Le Grand Quartier, inquiet de cette mesure, eut recours à un moyen de plébiscite sans précédent dans l’armée : tous les chefs, à partir des colonels, commandants des régiments, furent invités à se prononcer au sujet des nouveaux décrets et à télégraphier leur avis directement au Ministre de la Guerre. J’ignore si le télégraphe vint à bout de sa tâche, si l’immense quantité de télégrammes parvint à destination, mais tous ceux dont j’ai eu connaissance exprimaient la désapprobation et l’inquiétude pour l’avenir de l’armée.

Cependant, à Pétrograd, le Conseil militaire, composé des généraux les plus anciens — censés être les dépositaires de l’expérience et des traditions de l’armée — décida, dans sa séance du 10 mars, de porter à la connaissance du Gouvernement Provisoire la déclaration où il disait entre autres :

« … Le Conseil militaire croit de son devoir d’affirmer son entière adhésion aux mesures énergiques que le Gouvernement Provisoire entreprend en vue de la réforme de nos forces armées, conformément à la nouvelle ordonnance de la vie de l’État et de l’armée ; il est convaincu que ces réformes contribueront pour une forte part à la victoire la plus prompte de nos armes et à l’affranchissement de l’Europe du joug du militarisme prussien. »

Je ne peux, après cela, ne pas comprendre la situation dans laquelle se trouvait le ministre civil.
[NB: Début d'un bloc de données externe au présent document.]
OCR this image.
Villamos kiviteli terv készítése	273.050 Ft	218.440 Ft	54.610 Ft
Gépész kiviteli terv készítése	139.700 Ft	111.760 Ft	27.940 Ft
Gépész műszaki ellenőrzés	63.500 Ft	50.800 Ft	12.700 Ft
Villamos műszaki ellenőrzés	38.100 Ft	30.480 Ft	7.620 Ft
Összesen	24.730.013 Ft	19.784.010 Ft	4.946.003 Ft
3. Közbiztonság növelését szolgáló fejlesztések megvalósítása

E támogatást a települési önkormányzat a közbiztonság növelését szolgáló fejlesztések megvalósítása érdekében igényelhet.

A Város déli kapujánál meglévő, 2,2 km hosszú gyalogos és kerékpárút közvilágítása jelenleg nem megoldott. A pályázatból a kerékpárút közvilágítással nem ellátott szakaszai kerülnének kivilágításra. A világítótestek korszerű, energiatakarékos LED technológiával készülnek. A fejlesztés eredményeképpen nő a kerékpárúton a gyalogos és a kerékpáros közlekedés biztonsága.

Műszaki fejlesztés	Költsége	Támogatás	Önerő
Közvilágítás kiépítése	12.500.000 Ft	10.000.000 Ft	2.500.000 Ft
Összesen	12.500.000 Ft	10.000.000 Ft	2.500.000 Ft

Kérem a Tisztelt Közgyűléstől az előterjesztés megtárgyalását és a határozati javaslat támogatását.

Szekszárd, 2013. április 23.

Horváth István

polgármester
Nous avions peine à comprendre les motifs dont s’inspirait le Ministre de la Guerre en promulguant ses décrets. Nous ignorions alors l’opportunisme sans bornes des personnes qui entouraient le Ministre de la Guerre ; nous ignorions que le Gouvernement Provisoire était prisonnier du Conseil des délégués des ouvriers et des soldats, qu’il était entré, à l’égard de ce dernier, dans une voie de compromis et que c’était, presque toujours, lui qui était le vaincu ([1]).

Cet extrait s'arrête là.